Leander adopts fiscal year 2019-20 budget, lower tax rate

Leander City Council adopted the city budget and tax rate for fiscal year 2019-20 on Sept. 19.

Leander City Council adopted the city budget and tax rate for fiscal year 2019-20 on Sept. 19.

Leander has adopted its budget and tax rate for the next fiscal year.

City Council voted unanimously Sept. 19 to adopt the FY 2019-20 budget and to adopt a tax rate of $0.541867 per $100 of taxable value, which is $0.01 lower than the previous rate. FY 2019 is Oct. 1, 2019-Sept. 30 2020.

The adopted rate in Leander is lower than the effective rate, which is the tax rate that would generate the same amount of tax revenue as was generated the previous year. With Senate Bill 2 going into effect next year—which requires many taxing units in Texas to hold an election if they want to raise 3.5% more property tax revenue than they did the year before—some cities are responding by increasing their tax rates.

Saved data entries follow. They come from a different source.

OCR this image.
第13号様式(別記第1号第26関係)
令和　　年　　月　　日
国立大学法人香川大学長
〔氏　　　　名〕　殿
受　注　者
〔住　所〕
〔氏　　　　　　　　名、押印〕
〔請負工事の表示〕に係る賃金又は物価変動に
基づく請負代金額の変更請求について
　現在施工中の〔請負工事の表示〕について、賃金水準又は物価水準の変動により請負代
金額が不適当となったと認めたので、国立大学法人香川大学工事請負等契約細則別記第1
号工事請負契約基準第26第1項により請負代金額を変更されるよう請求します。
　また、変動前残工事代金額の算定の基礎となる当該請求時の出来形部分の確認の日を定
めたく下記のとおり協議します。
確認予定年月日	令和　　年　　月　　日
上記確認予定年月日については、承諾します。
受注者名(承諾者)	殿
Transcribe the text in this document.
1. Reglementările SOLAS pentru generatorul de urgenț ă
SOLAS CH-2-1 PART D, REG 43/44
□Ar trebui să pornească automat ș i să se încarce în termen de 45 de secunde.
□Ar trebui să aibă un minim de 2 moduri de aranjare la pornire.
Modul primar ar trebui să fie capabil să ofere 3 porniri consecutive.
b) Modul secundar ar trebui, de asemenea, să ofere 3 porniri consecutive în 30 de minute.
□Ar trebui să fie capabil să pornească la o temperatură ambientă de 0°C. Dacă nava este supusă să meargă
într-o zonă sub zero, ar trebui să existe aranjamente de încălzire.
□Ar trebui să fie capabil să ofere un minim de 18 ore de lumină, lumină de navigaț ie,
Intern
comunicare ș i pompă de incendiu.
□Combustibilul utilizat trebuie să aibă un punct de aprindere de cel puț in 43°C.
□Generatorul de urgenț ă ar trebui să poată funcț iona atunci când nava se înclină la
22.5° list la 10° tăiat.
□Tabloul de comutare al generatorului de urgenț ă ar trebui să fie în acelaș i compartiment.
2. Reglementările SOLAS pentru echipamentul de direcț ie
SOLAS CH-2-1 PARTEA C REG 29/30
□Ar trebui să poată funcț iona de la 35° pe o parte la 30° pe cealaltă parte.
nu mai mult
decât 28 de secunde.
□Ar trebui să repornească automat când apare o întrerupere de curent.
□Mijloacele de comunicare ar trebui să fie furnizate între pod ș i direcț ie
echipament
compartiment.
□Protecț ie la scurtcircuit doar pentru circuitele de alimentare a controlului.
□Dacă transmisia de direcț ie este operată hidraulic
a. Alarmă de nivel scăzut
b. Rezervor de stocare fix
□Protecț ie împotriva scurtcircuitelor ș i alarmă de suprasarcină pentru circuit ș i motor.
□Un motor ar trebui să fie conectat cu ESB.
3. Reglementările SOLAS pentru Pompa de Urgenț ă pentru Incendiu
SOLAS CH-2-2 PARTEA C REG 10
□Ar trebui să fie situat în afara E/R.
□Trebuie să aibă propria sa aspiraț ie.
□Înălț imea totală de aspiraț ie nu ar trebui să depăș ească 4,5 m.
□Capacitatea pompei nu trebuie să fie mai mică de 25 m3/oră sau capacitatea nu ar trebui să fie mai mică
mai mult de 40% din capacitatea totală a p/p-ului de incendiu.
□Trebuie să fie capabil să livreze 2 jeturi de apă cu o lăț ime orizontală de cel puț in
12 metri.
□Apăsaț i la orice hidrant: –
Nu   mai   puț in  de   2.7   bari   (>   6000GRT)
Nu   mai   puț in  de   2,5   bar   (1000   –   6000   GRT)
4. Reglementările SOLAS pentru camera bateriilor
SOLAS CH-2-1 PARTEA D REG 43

Leander Mayor Troy Hill said he thinks Leander is making the right decision not increasing the rate.

“[Senate Bill 2] limits cities’ abilities to respond if the economy goes south,” Hill said. “I don’t think that gives cities the right to raise taxes this year when the economy is doing so well.”

Though this is the seventh year in a row the city has lowered its tax rate, residents will likely still pay more property tax to the city because home values have increased in Williamson and Travis counties.

Budget highlights

The $168.89 million budget is a decrease from the previous year’s budget of about $179 million. The decrease is primarily due to changes in several capital projects, according to city spokesperson Mike Neu. For example, Bagdad Road North improvements, which were part of the previous budget, are now complete, and Lakewood Park is near complete, so it has smaller estimated costs associated with it in the upcoming budget.

Highlights of the budget include funding for a comprehensive plan update, the senior center, roadway rehabilitation, and the Raider Way and East Woodview Drive widening and improvement project. The budget also includes funding for 24 new positions in departments such as police, engineering, public works and planning.

Impact on residents

Leander’s tax base increased 15.8% from the last fiscal year. More than half of that increase was due to growth in new property, according to city documents.

Home values also increased in Williamson and Travis counties. With the approved tax rate, the average Leander homeowner in Williamson County can expect to pay about $60 more to the city in property taxes in the upcoming fiscal year than the previous year, and the average Leander homeowner in Travis County can expect to pay $64 more, according to city documents.

The budget also includes a reduction in the water reserve charge per living unit equivalent—the unit of measure that represents the quantity of water used and wastewater generated by a single-family detached residence—from $4 to $3. This is the second year in a row this rate has been reduced.